Friday, January 8, 2010: 2:30 PM
Point Loma Room (Marriott)
My paper examines the use and preservation of the so called “little books” (libretti) by which prostitutes were identified and registered in Italy throughout most of the twentieth century. I focus in particular on the transitional moment of the 1950s, when feminist activists fought to deregulate prostitution in the name of equal citizenship for women in the new post-Fascist democracy. Despite their success in changing the law, the libretto was not abolished and women continued to be compelled to carry it with them at all times, subjecting them to the invasion of their privacy and violation of their rights by the police. Here in the ambivalent space between the abstract citizen of the postwar constitution and the totally embodied woman of pre-Fascist and Fascist law, I place the struggle to control the libretto.
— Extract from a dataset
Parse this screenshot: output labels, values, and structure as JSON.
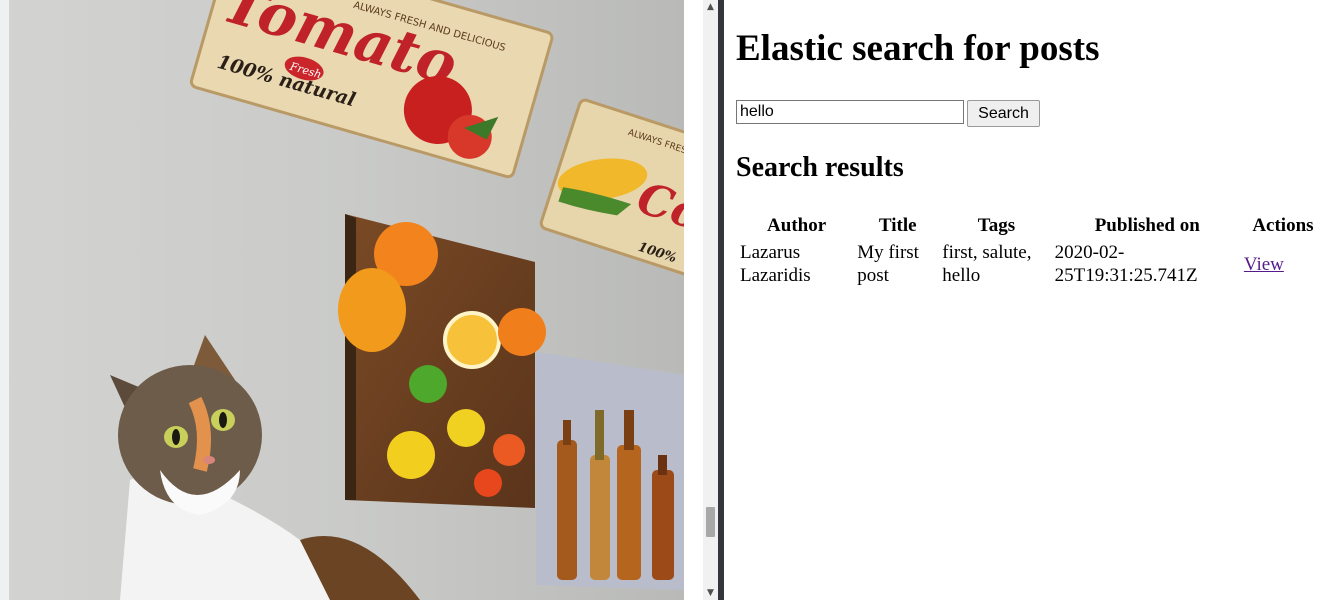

The deregulation of prostitution became a highly complex and long-lived battle, which involved women's rights, sexual morality, public health, and women's work. Regulation in Europe had been in existence since 1860 but held strong associations with Fascism, since the regime had made several highly visible “roundups” of women on the street and had confined them to Fascistized brothels. In practice in Italy, the public health aspects of regulationism were not efficient; rather it enforced the brothel proprietors' profits and the state's taxes from these, the near impossibility of leaving the brothels once registered there, and police control over prostitutes (and by extension state control over all women). Despite feminist victories in the postwar years on the legislative front, the afterlife of the libretto is an important clue to the many continuities and legacies of Fascism for Italians and their experience of citzenship's rights and obligations.